雇用創出1万8968人 15~24年、茨城県内新規立地企業
茨城県は12日までに、2015~24年に県内に新規立地した企業の従業員数(4月1日現在)が計1万8968人だったと明らかにした。このうち地元からの採用が42.2%に当たる8001人に上った。県外からの企業立地が8年連続で1位となるなど、県内の工場立地が好調に推移する中、地域の雇用創出につながっている状況が浮き彫りとなった。
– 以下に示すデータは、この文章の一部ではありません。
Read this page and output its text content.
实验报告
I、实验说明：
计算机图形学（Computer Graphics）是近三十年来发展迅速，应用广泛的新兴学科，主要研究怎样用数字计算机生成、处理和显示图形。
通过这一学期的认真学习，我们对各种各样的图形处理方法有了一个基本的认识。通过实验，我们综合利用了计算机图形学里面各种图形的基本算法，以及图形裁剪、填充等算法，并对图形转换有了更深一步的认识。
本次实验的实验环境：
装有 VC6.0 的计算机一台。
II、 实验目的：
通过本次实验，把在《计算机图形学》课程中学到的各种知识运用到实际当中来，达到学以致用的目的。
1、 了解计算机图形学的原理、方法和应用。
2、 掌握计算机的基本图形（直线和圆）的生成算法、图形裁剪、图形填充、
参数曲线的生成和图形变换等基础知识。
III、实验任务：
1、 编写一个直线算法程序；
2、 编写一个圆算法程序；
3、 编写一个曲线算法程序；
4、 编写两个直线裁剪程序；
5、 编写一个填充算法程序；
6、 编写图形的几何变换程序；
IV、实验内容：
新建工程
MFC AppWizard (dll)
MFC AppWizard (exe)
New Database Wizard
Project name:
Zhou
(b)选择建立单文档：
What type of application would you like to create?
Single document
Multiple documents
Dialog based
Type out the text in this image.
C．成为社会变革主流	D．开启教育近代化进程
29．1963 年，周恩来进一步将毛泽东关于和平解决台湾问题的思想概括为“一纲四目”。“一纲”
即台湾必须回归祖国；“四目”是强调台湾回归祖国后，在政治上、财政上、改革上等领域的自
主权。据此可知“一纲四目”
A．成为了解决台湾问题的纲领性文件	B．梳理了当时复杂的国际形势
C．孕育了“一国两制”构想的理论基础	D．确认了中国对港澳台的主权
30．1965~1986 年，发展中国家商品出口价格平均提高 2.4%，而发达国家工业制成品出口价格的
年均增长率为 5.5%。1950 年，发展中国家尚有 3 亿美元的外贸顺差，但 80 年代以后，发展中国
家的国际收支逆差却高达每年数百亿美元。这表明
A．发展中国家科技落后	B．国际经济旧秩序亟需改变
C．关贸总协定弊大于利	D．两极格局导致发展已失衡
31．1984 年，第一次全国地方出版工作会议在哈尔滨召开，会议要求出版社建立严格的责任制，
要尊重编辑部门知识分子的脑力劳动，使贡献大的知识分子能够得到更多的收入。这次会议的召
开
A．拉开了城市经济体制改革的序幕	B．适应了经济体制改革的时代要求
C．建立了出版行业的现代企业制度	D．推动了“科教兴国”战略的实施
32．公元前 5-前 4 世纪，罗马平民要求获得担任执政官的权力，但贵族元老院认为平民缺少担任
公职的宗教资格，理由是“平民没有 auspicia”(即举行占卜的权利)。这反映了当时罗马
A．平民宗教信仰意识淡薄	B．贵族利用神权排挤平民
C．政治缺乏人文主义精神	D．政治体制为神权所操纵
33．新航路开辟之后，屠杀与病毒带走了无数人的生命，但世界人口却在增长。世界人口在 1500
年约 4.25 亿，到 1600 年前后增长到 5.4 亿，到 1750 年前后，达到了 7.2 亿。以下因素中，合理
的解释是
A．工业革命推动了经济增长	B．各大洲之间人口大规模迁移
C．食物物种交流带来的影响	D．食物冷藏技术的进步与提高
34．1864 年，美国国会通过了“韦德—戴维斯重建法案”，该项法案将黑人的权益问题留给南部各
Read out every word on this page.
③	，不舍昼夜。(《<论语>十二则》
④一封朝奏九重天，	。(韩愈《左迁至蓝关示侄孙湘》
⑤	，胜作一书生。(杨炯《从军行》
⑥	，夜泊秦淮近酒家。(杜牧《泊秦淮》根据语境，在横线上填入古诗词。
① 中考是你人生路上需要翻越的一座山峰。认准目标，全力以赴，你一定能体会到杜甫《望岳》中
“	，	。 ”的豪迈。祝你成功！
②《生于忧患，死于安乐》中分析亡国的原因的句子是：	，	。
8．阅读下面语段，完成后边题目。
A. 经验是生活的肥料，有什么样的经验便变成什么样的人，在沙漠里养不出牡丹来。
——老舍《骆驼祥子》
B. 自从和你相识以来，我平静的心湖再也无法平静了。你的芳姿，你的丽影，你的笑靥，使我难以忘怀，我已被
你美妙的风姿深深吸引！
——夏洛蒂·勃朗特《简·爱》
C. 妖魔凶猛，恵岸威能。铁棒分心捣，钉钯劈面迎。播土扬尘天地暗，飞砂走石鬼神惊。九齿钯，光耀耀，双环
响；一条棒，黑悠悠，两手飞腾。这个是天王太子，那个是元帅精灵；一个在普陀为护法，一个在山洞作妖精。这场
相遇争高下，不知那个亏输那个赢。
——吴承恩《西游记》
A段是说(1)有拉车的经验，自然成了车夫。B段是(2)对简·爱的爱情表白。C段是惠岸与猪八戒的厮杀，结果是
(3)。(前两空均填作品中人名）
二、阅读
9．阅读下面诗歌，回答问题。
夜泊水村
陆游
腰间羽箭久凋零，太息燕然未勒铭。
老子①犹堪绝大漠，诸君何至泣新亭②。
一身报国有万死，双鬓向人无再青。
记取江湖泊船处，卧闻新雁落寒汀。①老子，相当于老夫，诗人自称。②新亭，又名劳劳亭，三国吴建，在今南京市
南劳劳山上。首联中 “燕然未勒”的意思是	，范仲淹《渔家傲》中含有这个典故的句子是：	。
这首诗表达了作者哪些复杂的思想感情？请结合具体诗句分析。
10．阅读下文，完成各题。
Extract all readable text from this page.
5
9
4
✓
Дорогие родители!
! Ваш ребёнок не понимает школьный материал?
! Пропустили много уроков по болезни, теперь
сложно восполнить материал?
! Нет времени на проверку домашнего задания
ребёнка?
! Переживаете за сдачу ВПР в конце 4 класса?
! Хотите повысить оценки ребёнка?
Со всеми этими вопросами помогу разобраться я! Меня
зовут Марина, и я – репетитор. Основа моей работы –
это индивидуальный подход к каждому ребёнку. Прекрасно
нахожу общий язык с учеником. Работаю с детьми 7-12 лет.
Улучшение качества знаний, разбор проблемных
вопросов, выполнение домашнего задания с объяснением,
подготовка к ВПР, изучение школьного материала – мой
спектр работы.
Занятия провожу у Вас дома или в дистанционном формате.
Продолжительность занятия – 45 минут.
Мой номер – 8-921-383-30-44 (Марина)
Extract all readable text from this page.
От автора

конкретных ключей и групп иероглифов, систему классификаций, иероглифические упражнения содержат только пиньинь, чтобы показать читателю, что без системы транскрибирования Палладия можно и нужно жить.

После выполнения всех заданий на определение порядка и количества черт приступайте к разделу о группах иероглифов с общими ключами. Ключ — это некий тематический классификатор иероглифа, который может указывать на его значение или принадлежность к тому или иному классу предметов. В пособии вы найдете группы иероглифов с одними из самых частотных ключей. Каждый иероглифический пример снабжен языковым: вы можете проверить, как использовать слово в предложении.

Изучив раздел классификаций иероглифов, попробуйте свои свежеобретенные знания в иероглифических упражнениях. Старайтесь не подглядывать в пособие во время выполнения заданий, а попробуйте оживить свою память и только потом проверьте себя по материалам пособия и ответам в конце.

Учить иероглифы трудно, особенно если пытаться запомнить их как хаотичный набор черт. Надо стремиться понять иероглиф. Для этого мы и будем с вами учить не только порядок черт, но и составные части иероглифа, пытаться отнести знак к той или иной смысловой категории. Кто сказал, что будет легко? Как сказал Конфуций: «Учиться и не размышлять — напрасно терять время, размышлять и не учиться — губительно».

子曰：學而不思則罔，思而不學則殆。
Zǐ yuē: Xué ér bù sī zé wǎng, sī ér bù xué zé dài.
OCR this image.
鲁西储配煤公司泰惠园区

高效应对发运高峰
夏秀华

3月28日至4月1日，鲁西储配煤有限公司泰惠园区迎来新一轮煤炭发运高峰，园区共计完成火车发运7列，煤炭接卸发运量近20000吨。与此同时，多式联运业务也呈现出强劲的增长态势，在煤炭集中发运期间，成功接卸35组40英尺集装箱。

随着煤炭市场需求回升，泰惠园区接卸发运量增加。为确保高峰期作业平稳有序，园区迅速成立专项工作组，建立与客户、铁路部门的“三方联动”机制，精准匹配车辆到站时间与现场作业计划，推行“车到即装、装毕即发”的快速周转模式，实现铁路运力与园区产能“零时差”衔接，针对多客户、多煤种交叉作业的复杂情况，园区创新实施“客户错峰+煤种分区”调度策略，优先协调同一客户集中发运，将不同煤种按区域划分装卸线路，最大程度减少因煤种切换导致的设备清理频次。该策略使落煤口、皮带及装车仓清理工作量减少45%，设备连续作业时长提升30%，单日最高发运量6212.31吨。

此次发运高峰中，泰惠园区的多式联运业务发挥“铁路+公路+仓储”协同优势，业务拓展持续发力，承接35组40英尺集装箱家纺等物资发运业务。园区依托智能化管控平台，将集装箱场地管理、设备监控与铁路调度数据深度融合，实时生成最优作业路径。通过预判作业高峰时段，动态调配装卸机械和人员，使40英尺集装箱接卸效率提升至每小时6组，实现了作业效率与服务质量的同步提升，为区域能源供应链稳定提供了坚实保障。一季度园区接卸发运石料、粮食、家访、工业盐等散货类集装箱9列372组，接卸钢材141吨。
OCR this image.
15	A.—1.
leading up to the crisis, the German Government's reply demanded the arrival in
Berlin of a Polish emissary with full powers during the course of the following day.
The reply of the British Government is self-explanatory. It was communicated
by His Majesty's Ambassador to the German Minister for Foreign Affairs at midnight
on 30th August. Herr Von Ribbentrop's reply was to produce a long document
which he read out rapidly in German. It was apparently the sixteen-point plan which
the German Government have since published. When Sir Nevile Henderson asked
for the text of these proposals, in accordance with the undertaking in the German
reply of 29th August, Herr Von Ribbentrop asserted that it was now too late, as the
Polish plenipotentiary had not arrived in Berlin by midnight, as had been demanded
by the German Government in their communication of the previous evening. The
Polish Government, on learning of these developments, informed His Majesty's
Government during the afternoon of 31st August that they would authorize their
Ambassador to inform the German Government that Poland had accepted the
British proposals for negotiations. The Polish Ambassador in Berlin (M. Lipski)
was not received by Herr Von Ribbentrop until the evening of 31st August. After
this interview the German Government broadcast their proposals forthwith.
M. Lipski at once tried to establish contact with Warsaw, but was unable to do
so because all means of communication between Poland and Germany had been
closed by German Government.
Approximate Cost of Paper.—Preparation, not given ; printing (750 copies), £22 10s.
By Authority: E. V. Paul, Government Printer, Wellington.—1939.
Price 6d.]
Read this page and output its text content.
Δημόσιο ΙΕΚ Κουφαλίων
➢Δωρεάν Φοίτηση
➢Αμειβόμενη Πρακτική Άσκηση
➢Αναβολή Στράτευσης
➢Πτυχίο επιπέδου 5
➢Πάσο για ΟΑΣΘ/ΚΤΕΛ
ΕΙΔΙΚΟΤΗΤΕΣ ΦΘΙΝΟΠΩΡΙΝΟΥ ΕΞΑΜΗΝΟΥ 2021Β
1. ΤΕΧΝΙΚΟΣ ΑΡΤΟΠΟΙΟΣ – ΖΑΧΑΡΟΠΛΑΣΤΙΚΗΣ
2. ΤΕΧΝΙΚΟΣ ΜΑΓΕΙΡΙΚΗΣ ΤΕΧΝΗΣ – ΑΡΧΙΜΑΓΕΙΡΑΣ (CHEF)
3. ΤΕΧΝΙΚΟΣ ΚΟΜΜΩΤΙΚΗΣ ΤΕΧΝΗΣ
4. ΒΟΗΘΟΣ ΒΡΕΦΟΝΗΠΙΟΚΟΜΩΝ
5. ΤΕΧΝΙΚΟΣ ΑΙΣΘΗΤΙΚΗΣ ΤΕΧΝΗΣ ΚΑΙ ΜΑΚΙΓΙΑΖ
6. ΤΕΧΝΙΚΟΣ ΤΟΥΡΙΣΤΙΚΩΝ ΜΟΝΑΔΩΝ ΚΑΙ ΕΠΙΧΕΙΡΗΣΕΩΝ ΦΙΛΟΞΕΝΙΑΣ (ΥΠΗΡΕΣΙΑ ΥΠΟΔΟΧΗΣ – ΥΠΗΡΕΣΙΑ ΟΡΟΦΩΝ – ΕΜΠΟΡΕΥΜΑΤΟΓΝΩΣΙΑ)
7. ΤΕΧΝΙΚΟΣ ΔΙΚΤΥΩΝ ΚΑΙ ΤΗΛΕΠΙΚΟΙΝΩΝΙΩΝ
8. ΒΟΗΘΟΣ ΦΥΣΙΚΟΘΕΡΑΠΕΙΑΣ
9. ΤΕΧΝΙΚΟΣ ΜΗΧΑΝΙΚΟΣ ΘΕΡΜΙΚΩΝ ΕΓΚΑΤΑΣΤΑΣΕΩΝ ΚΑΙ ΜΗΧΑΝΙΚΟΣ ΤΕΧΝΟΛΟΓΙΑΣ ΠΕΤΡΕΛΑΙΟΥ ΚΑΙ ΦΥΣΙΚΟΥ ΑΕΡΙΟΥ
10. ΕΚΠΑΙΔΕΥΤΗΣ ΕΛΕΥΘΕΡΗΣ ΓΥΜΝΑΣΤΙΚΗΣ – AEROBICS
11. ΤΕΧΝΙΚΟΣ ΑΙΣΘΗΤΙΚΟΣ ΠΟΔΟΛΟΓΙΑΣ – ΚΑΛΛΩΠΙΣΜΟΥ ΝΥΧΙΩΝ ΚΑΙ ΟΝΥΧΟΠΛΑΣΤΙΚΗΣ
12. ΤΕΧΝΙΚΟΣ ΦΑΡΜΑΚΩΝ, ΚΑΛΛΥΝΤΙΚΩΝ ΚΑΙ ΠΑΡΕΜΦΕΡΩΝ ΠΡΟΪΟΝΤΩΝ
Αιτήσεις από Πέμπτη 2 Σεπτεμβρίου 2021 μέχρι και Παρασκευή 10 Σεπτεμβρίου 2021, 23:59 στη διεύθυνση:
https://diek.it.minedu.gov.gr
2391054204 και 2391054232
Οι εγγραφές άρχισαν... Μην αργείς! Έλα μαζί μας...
県が昨年7月、24年までの10年間で県内へ工場の新設や増設を行った企業延べ522社を対象に従業員数に関するアンケートを行ったところ、322社から回答があった。
県によると、従業員数はそれぞれの企業が立地当初に計画した採用計画に比べ2.6倍増だった。多くの企業が「控えめな計画を立てる傾向にある」(県担当者)のが要因とみられる。このうち正規雇用者は1万3027人で、地元採用は48.1%に当たる6265人だった。
地元雇用の状況について、県立地推進課は「誘致した企業の件数に比べ、多いかどうかの判断は難しい」としつつ、「新たな雇用の受け皿が創出できたことは評価できる」とした。一方、地元中小企業の採用への影響に関しては「県外求職者からも選んでもらえるようPRを図りたい」としている。
経済産業省が公表した24年の工場立地動向調査によると、茨城県は「県外企業立地件数」と県内企業を含む「工場立地件数」がともに2年連続で全国1位だった。県は首都圏に近い立地の優位性や設備投資に対する県独自の優遇制度などをアピールし、企業誘致を進めている。